СВО не стала «делом чести» для современной российской элиты. Она стала этим (в меру собственного понимания) делом для представителей средних и нижних социальных слоёв общества, для тех, кто прежде считался бессловесным материалом для проводимых экономических и прочих реформ. Именно они, простые работяги из российской глубинки, взявшие в руки автоматы, сменившие «ватники» (либеральный термин, обозначающий патриота из народа) на камуфляж и бронежилеты, выносят на своих плечах основную тяжесть СВО. Они – герои, сражающиеся за Родину, жертвующие собственной жизнью.
– Книг с собой нету, – смалодушничал я. Одна-то у меня была.
Нина Михална кивнула. Странная вышла ошибка, подумал я. Адрес и имя совпали. Может, настолько дальние родственники, что она и предположить не может? Однако и сам не мог назвать ни имени, ни места жительства искавшего.
Когда уже шёл к машине, меня догнала бывшая красивая девушка и схватила за локоть. Я думал, начнёт о прежнем, но она стала нашептывать:
– Есть сын у неё, уехал, когда отступали, – скривила кокетливую улыбку и прильнула головой, напрашиваясь, чтоб потрепал, как щенка. Пахнуло самогонным духом.
Суперагент. Ответственно подходит к заданию. Я заботливо запахнул ей халат, чтоб не продуло. Случайный человек. В конце концов, все люди случайны. Усмехнулся.
– Нина Михайловна, – окликнул пенсионерку.
Та вежливо не входила в дом, ожидая, пока гости уедут. Теперь, помедлив, спустилась с крыльца к калитке, вздохнула, начала рассказ. Оказалось, нам пишет её сын, но она не желает его видеть и слышать. Проклял её, назвал «сепаркой», сказал, что у него больше нет матери и именно из-за таких, как она, война. «Ты мне не мать. Так и сказал. Ты мне больше не мать, говорит». Она уговаривала остаться, но тот бросил её. «Сдохните здесь, сепары». После штурма прошло уже много времени, но интересоваться её жизнью он стал только сейчас.

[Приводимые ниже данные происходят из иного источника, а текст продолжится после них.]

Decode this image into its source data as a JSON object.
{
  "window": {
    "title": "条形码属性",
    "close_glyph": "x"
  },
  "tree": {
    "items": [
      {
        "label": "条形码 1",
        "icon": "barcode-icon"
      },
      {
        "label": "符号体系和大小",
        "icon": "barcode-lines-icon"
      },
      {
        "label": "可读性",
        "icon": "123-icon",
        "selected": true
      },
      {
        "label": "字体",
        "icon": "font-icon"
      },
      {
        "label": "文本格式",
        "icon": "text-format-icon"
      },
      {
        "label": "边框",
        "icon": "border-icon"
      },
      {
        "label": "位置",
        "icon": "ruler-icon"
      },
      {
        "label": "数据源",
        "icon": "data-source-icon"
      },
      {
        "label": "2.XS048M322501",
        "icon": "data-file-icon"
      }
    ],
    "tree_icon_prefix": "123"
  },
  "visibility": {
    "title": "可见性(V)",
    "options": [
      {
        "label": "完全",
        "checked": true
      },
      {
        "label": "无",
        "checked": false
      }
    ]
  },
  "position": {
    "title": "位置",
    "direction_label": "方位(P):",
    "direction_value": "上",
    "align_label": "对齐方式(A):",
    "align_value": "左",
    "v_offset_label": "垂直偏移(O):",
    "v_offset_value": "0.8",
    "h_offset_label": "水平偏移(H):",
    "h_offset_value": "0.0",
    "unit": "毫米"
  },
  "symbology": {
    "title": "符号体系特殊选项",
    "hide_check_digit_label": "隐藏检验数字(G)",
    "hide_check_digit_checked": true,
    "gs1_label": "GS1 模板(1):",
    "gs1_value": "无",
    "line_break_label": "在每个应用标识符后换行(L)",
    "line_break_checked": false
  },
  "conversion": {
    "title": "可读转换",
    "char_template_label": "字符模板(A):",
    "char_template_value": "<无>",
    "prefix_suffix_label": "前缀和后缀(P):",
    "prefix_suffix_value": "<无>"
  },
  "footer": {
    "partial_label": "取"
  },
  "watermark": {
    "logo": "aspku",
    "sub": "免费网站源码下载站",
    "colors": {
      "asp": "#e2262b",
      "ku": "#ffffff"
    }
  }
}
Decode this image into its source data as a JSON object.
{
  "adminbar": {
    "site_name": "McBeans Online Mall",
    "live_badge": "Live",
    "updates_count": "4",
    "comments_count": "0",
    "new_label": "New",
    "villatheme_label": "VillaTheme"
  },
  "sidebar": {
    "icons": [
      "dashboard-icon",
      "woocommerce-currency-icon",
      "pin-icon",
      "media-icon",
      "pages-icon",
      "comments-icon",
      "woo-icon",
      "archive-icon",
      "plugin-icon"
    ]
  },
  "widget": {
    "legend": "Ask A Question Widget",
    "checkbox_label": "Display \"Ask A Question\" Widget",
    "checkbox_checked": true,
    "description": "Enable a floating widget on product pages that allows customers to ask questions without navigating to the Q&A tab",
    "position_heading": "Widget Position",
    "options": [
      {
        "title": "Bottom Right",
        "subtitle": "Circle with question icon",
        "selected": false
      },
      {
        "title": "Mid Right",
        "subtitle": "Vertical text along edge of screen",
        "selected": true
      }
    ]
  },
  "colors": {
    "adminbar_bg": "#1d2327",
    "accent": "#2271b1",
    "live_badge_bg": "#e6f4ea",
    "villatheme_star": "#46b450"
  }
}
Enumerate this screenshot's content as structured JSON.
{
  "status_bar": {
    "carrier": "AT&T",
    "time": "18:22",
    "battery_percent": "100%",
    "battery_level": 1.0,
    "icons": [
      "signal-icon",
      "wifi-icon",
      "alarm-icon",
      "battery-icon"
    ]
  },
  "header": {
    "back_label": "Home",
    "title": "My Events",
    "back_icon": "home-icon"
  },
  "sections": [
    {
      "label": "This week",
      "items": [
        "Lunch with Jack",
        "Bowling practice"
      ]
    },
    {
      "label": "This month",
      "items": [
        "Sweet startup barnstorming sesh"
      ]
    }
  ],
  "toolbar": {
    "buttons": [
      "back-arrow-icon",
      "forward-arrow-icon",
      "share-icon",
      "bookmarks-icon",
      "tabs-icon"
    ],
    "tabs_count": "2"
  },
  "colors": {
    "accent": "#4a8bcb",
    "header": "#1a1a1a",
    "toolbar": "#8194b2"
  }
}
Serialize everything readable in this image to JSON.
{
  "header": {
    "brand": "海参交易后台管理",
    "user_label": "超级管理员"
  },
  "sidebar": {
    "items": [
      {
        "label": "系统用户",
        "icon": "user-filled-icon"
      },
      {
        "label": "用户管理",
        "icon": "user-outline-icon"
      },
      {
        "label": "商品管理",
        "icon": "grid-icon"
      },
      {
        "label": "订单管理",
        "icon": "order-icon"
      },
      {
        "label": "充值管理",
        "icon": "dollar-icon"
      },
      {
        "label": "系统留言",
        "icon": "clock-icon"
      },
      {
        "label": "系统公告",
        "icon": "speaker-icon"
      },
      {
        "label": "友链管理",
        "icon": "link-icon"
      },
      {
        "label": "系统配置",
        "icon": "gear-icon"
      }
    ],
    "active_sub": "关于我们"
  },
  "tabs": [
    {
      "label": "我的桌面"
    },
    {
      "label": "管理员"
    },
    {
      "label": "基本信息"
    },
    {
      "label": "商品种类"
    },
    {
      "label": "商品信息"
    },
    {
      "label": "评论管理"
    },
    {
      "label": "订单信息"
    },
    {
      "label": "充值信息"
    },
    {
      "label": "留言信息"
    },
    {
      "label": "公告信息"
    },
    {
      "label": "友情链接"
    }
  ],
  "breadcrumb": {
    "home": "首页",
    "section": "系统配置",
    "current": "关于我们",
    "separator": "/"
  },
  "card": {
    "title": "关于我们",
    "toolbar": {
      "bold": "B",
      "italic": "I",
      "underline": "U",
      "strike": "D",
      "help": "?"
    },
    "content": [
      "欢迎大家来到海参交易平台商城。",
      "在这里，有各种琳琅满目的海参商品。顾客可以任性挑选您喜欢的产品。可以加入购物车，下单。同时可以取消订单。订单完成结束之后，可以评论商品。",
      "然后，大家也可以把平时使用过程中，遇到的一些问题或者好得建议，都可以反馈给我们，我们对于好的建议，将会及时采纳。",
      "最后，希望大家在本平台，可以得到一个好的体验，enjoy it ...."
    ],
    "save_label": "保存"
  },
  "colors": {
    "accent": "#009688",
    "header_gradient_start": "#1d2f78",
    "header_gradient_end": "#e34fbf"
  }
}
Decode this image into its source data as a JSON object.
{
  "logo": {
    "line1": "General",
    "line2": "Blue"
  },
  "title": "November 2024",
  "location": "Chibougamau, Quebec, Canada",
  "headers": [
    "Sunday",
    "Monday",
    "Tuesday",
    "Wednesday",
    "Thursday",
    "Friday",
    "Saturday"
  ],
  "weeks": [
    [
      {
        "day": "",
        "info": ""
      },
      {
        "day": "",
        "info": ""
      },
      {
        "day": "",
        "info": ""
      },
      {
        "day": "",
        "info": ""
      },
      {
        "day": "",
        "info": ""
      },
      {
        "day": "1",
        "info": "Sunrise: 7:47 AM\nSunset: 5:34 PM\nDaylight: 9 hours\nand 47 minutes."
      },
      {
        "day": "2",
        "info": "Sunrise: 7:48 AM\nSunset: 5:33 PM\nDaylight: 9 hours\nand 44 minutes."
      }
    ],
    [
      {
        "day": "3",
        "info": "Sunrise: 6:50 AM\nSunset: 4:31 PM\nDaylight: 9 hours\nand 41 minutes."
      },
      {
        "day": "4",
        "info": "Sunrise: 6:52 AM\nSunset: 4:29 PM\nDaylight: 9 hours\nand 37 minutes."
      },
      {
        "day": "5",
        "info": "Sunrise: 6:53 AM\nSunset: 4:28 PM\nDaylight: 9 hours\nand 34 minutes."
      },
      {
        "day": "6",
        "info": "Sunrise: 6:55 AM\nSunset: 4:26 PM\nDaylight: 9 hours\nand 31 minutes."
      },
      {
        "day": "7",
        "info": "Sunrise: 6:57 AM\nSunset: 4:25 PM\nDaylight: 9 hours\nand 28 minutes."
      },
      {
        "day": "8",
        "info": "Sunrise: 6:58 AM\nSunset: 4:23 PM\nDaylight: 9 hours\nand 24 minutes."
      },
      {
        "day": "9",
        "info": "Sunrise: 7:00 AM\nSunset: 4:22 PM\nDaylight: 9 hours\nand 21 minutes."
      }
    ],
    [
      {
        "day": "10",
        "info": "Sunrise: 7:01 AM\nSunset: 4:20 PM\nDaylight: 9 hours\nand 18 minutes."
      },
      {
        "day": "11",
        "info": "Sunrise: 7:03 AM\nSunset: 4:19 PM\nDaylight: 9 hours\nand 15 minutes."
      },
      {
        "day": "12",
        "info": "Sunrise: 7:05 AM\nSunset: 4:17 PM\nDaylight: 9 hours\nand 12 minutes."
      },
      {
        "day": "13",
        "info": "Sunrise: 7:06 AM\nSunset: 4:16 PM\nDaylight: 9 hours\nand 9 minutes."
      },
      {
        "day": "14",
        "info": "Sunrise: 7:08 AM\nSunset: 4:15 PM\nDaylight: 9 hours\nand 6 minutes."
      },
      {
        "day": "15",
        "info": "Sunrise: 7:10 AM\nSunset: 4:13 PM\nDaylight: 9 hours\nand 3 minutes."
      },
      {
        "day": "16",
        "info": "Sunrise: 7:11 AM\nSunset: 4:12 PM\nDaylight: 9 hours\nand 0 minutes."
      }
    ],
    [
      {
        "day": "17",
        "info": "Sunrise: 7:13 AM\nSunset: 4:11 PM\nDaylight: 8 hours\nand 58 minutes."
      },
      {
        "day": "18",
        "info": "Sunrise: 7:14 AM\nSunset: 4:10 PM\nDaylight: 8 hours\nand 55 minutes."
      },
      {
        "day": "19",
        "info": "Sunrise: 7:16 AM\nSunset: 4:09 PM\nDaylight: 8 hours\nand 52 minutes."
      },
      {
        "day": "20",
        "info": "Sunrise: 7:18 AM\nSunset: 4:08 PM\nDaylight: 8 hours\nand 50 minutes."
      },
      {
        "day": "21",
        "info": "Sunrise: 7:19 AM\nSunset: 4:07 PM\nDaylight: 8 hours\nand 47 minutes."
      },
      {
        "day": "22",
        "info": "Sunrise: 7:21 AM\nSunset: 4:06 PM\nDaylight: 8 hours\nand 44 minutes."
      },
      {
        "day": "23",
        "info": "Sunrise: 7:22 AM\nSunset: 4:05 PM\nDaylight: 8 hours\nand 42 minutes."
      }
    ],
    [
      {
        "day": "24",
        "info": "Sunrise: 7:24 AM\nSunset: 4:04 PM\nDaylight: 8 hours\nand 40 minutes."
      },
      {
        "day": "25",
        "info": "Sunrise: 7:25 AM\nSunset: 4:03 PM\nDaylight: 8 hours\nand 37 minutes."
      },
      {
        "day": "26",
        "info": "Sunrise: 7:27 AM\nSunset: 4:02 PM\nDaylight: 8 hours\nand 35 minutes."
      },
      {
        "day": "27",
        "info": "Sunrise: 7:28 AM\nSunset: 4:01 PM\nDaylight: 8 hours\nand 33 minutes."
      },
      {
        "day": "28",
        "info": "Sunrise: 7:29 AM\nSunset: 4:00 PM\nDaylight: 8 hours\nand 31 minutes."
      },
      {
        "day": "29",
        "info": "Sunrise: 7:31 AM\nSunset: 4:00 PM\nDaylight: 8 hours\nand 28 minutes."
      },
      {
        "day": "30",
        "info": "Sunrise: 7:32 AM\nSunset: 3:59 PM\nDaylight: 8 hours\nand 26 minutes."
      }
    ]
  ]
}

– Наверное, его просто дом интересует. Он хотел забрать документы на дом, я отказала, – добавила Вера Михайловна.
– Может, хотя бы видеопослание? Мол, жива, всё в порядке, ничего не нужно. Он же волнуется.
Нина Михайловна грустно посмотрела на меня, не нашла слов, просто покачала головой.
Ну что поделать? Человек не хочет, не заставлять же. В конце концов, вычистить из себя любовь – это тоже любовь. Как аборт.
Немного помявшись без особых слов, простились, поехали.
– Заезжай, если что, – крикнула вслед Жёлтый Халат.
* * *
Вся эта история немного попортила настроение. Добрые дела хочется делать, когда усилия приносят результат. Но тесны врата, и узок путь. Иногда опускаются руки. Перестаёшь верить в людей. Удручают не конкретные ситуации, а то, что такое сплошь и рядом. Мать и сын – он бросил, она не хочет мириться. «Бывает, – говорю я себе. – Ничего необычного». Ничего необычного, ничего необычного… От такой мысли погано.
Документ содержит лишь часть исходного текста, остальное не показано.